Ideally, it would be possible to guarantee that a key will be repeated
only once the user has actually held down the key a sufficient length
of time on the remote desktop client, not subject to network jitter.
Leaving aside remote desktop tool <-> compositor communication for the
moment (likely a topic for a different list), I can think of a couple
of different approaches to adjusting the compositor -> application
protocol to enable this.

Idea 1: Signal the application to start repeating the
most-recently-pressed key, if applicable.

Repeat would initially be disabled. The remote desktop tool would
inform the compositor when the user had been holding a key down for
longer than the delay threshold, as measured on the remote desktop
client (removing any network delay issues), at which point the
compositor would inform the application that it should commence
repeating.

This might be achieved by specifying that a new repeat_info event
should be applied immediately to the most recently-pressed,
currently-held key, if any (though this is not how toolkits currently
handle it), or by specifying a new event type.

This approach will at least ensure that the user intended to start
repeating, but could still potentially result in more repeats than
intended. E.g., if the video stream freezes due to a network hiccup,
the user might immediately release the key to try to avoid too many
repetitions, but the application would keep generating repeats until
the key up event was received.

Idea 2: Send explicit individual repeat events to the application.

Both the delay and repeat rate would be applied on the client machine,
ensuring that the number of repeats is commensurate with the actual
length of time the user held down the key, regardless of network
conditions. The remote desktop tool would generate a key-down event,
some number of key-repeat events, and a key-up event.

Via the Wayland protocol, the application would receive a repeat_info
event signaling no auto repeat (rate of zero), or perhaps a special
value signalling that repeats will be provided by the compositor.
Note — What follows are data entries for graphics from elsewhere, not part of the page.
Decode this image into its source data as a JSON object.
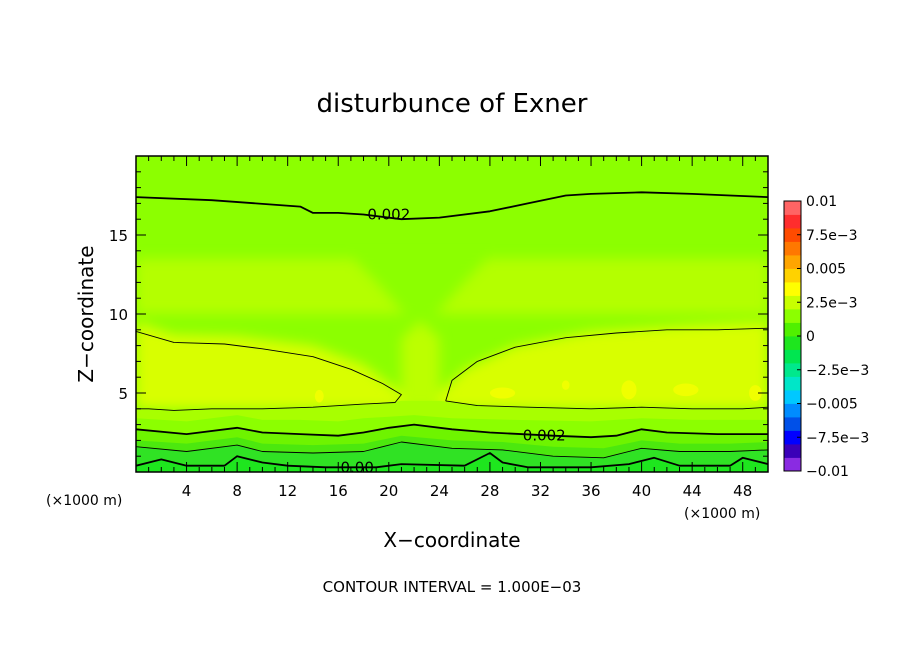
{
  "chart_data": {
    "type": "heatmap",
    "title": "disturbunce of Exner",
    "xlabel": "X−coordinate",
    "ylabel": "Z−coordinate",
    "x_unit": "(×1000 m)",
    "x_unit_right": "(×1000 m)",
    "xlim": [
      0,
      50
    ],
    "ylim": [
      0,
      20
    ],
    "x_ticks": [
      4,
      8,
      12,
      16,
      20,
      24,
      28,
      32,
      36,
      40,
      44,
      48
    ],
    "x_tick_labels": [
      "4",
      "8",
      "12",
      "16",
      "20",
      "24",
      "28",
      "32",
      "36",
      "40",
      "44",
      "48"
    ],
    "y_ticks": [
      5,
      10,
      15
    ],
    "y_tick_labels": [
      "5",
      "10",
      "15"
    ],
    "footer": "CONTOUR INTERVAL = 1.000E−03",
    "contour_interval": 0.001,
    "colorbar": {
      "range": [
        -0.01,
        0.01
      ],
      "tick_values": [
        0.01,
        0.0075,
        0.005,
        0.0025,
        0,
        -0.0025,
        -0.005,
        -0.0075,
        -0.01
      ],
      "tick_labels": [
        "0.01",
        "7.5e−3",
        "0.005",
        "2.5e−3",
        "0",
        "−2.5e−3",
        "−0.005",
        "−7.5e−3",
        "−0.01"
      ],
      "colors": [
        "#8a2be2",
        "#3a00b8",
        "#0000ff",
        "#0050e8",
        "#008cff",
        "#00c8ff",
        "#00e6c8",
        "#00e88c",
        "#00e650",
        "#1ee61e",
        "#50f000",
        "#8cff00",
        "#c8ff00",
        "#ffff00",
        "#ffd200",
        "#ffa500",
        "#ff7800",
        "#ff4b00",
        "#ff2d2d",
        "#ff6464"
      ]
    },
    "contour_labels": [
      {
        "text": "0.002",
        "x": 20,
        "z": 16.3
      },
      {
        "text": "0.002",
        "x": 32.3,
        "z": 2.3
      },
      {
        "text": "0.00",
        "x": 17.5,
        "z": 0.3
      }
    ],
    "contour_lines": [
      {
        "level": 0.002,
        "points": [
          [
            0,
            17.4
          ],
          [
            6,
            17.2
          ],
          [
            13,
            16.8
          ],
          [
            14,
            16.4
          ],
          [
            16,
            16.4
          ],
          [
            18,
            16.3
          ],
          [
            21,
            16.0
          ],
          [
            24,
            16.1
          ],
          [
            28,
            16.5
          ],
          [
            31,
            17.0
          ],
          [
            34,
            17.5
          ],
          [
            36,
            17.6
          ],
          [
            40,
            17.7
          ],
          [
            44,
            17.6
          ],
          [
            47,
            17.5
          ],
          [
            50,
            17.4
          ]
        ]
      },
      {
        "level": 0.003,
        "points": [
          [
            0,
            8.9
          ],
          [
            3,
            8.2
          ],
          [
            7,
            8.1
          ],
          [
            10,
            7.8
          ],
          [
            14,
            7.3
          ],
          [
            17,
            6.5
          ],
          [
            19.5,
            5.6
          ],
          [
            21,
            4.9
          ],
          [
            20.5,
            4.4
          ],
          [
            18,
            4.3
          ],
          [
            14,
            4.1
          ],
          [
            10,
            4.0
          ],
          [
            6,
            4.0
          ],
          [
            3,
            3.9
          ],
          [
            1,
            4.0
          ],
          [
            0,
            4.0
          ]
        ]
      },
      {
        "level": 0.003,
        "points": [
          [
            24.5,
            4.5
          ],
          [
            25,
            5.8
          ],
          [
            27,
            7.0
          ],
          [
            30,
            7.9
          ],
          [
            34,
            8.5
          ],
          [
            38,
            8.8
          ],
          [
            42,
            9.0
          ],
          [
            46,
            9.0
          ],
          [
            50,
            9.1
          ]
        ]
      },
      {
        "level": 0.003,
        "points": [
          [
            24.5,
            4.5
          ],
          [
            27,
            4.2
          ],
          [
            31,
            4.1
          ],
          [
            36,
            4.0
          ],
          [
            40,
            4.1
          ],
          [
            44,
            4.0
          ],
          [
            48,
            4.0
          ],
          [
            50,
            4.1
          ]
        ]
      },
      {
        "level": 0.002,
        "points": [
          [
            0,
            2.7
          ],
          [
            4,
            2.4
          ],
          [
            8,
            2.8
          ],
          [
            10,
            2.5
          ],
          [
            13,
            2.4
          ],
          [
            16,
            2.3
          ],
          [
            18,
            2.5
          ],
          [
            20,
            2.8
          ],
          [
            22,
            3.0
          ],
          [
            25,
            2.7
          ],
          [
            28,
            2.5
          ],
          [
            33,
            2.3
          ],
          [
            36,
            2.2
          ],
          [
            38,
            2.3
          ],
          [
            40,
            2.7
          ],
          [
            42,
            2.5
          ],
          [
            46,
            2.4
          ],
          [
            50,
            2.4
          ]
        ]
      },
      {
        "level": 0.001,
        "points": [
          [
            0,
            1.6
          ],
          [
            4,
            1.3
          ],
          [
            8,
            1.7
          ],
          [
            10,
            1.3
          ],
          [
            14,
            1.2
          ],
          [
            18,
            1.3
          ],
          [
            21,
            1.9
          ],
          [
            25,
            1.5
          ],
          [
            29,
            1.4
          ],
          [
            33,
            1.0
          ],
          [
            37,
            0.9
          ],
          [
            40,
            1.5
          ],
          [
            43,
            1.3
          ],
          [
            47,
            1.3
          ],
          [
            50,
            1.4
          ]
        ]
      },
      {
        "level": 0.0,
        "points": [
          [
            0,
            0.4
          ],
          [
            2,
            0.8
          ],
          [
            4,
            0.4
          ],
          [
            7,
            0.4
          ],
          [
            8,
            1.0
          ],
          [
            10,
            0.6
          ],
          [
            12,
            0.4
          ],
          [
            15,
            0.3
          ],
          [
            19,
            0.3
          ],
          [
            21,
            0.5
          ],
          [
            26,
            0.4
          ],
          [
            28,
            1.2
          ],
          [
            29,
            0.6
          ],
          [
            31,
            0.3
          ],
          [
            36,
            0.3
          ],
          [
            39,
            0.5
          ],
          [
            41,
            0.9
          ],
          [
            43,
            0.4
          ],
          [
            47,
            0.4
          ],
          [
            48,
            0.9
          ],
          [
            50,
            0.5
          ]
        ]
      }
    ]
  }
}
It
would then receive a key-pressed event, some number of key events with
a new "repeat" key_state, followed by a key-released event. The
application would be free to process or ignore the repeat events
depending on the current context.

I would lean toward this approach, barring some technical reason it
wouldn't work well in practice.

Would either of these approaches be tenable? Obviously, they both
require updates to toolkits, but I don't think that's avoidable. Older
applications would fall back to having repeat disabled when using a
remote desktop tool, which might be annoying until they are updated,
but would at least be safe. Is there any other solution I'm
overlooking?

Thanks!
Erik